Por essa altura é também conhecido o relatório final do processo disciplinar instaurado pela CMM. Em função dos factos apurados por este inquérito, à referida funcionária é aplicada uma sanção única de 3×140,72 € (422,25 €) tendo a funcionária sido transderida para outras funções.
Em Março deste ano o Jornal de Mafra questionou novamente a Procuradoria Geral da Republica acerca do andamento do processo, tendo obtido por resposta, que o inquérito se encontrava em fase de investigação.

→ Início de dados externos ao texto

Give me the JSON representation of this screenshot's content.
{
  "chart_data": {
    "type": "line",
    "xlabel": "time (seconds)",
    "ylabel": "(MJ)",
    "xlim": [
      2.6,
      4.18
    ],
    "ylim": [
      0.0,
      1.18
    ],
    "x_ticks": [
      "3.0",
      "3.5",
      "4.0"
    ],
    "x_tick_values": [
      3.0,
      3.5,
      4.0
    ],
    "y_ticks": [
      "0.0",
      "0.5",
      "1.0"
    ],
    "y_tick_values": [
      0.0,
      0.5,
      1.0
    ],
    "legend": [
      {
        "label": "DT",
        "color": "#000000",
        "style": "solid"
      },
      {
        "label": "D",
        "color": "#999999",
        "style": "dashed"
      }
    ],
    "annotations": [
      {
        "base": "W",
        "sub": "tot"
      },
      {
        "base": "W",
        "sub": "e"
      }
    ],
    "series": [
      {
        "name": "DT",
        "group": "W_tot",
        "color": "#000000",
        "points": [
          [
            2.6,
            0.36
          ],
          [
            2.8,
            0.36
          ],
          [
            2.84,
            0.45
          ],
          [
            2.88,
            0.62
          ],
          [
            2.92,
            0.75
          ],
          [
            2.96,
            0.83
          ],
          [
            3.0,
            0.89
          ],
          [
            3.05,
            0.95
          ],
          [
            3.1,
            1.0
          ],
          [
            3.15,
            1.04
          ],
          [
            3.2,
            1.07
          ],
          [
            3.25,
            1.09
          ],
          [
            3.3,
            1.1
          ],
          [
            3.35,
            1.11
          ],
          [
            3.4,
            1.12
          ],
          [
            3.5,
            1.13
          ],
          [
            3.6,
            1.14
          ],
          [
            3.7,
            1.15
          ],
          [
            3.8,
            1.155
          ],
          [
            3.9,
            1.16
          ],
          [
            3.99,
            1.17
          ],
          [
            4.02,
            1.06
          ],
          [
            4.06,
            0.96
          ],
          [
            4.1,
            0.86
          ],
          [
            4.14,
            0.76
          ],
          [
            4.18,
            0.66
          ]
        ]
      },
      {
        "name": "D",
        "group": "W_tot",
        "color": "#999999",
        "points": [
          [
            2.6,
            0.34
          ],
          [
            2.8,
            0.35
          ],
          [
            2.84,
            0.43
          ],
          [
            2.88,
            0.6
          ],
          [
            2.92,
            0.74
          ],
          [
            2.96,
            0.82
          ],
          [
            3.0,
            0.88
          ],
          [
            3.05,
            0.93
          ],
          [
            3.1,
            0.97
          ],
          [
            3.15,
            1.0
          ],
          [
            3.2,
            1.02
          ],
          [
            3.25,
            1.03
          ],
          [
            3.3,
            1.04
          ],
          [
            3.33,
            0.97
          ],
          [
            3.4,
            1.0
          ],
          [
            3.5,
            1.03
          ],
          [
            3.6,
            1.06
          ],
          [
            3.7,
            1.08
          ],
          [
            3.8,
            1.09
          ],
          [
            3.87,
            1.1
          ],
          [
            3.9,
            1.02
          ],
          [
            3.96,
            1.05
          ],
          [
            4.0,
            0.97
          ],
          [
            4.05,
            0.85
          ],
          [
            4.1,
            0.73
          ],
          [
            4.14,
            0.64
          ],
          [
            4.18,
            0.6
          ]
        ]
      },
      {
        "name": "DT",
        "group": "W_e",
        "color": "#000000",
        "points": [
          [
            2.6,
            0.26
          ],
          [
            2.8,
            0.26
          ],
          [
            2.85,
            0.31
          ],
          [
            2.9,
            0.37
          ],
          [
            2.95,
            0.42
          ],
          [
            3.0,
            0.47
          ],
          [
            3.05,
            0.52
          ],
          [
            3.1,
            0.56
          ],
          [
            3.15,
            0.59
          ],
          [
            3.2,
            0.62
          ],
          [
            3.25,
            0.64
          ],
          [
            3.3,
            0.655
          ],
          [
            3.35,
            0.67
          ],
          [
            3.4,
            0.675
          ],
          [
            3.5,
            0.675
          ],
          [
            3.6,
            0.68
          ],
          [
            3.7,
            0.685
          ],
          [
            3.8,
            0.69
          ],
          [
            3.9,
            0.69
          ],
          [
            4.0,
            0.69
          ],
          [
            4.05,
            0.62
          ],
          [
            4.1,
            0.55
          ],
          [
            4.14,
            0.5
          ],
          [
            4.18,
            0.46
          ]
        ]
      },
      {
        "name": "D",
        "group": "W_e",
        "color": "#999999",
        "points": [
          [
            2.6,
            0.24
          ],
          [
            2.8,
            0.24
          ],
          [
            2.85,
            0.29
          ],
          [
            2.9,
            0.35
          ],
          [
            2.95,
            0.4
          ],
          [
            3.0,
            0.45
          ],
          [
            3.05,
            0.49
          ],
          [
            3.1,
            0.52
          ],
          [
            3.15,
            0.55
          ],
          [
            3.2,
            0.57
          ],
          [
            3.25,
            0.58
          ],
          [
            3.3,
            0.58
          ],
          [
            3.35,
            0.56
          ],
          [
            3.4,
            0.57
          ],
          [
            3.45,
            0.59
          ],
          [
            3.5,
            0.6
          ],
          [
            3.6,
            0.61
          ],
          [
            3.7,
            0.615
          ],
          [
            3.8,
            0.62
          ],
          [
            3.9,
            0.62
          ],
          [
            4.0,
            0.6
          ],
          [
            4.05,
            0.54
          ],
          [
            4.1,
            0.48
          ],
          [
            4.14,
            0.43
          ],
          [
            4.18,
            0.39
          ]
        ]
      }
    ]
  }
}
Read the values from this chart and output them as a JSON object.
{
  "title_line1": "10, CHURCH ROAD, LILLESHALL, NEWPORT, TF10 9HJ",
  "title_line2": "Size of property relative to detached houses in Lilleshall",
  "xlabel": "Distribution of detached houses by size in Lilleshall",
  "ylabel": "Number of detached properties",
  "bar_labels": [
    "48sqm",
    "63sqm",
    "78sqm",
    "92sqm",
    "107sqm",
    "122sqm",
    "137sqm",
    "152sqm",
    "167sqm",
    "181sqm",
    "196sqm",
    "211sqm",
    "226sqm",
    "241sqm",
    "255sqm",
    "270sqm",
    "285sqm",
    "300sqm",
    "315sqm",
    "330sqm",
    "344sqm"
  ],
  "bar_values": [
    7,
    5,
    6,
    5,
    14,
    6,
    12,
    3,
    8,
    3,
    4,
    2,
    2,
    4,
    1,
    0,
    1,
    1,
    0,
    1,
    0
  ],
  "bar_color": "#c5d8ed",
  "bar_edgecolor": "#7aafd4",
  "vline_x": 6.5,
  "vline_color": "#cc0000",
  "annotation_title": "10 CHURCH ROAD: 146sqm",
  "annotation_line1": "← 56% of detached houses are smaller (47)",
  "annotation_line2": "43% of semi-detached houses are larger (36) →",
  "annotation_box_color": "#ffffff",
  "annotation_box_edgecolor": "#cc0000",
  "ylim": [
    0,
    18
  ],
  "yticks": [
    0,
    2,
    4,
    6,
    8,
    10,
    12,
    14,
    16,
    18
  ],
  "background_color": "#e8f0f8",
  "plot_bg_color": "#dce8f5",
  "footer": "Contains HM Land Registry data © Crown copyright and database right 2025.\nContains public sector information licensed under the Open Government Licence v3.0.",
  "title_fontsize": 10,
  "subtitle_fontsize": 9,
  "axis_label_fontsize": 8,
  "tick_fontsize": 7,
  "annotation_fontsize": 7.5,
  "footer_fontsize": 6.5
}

O processo foi agora arquivado pelo MP, sendo que o arquivamento se ficou a dever ao facto de existirem: “várias incongruências e contradições quer entre os depoimentos das várias testemunhas, quer entre os vários depoimentos [de cada uma] das testemunhas” o que levanta “sérias dúvidas sobre se tais factos realmente se verificaram”. Outro dos motivos é o facto de “ser necessário que os ofendidos apresentem queixa para que o inquérito possa prosseguir” e como apenas uma família terá apresentado queixa, o MP ficou “sem legitimidade para por si só proceder criminalmente“.
Deste modo a conclusão do MP é que “não resultaram indícios que permitam formular um juízo de que à arguida viria a ser aplicada uma pena em julgamento“. Embora o Ministério Público se tenha decidido pelo arquivamento, será ainda possível aos pais pedir a abertura da instrução do processo, levando-o a ser apreciado por um juiz de instrução, desconhecemos se há ou não essa intenção por parte de algum dos pais.
Finalmente, na verdade há momentos venturosos, uma vez que dificilmente o timing de divulgação desta decisão poderia ser melhor do que fazê-la coincidir com o último dia de campanha eleitoral para as autárquicas de 2017.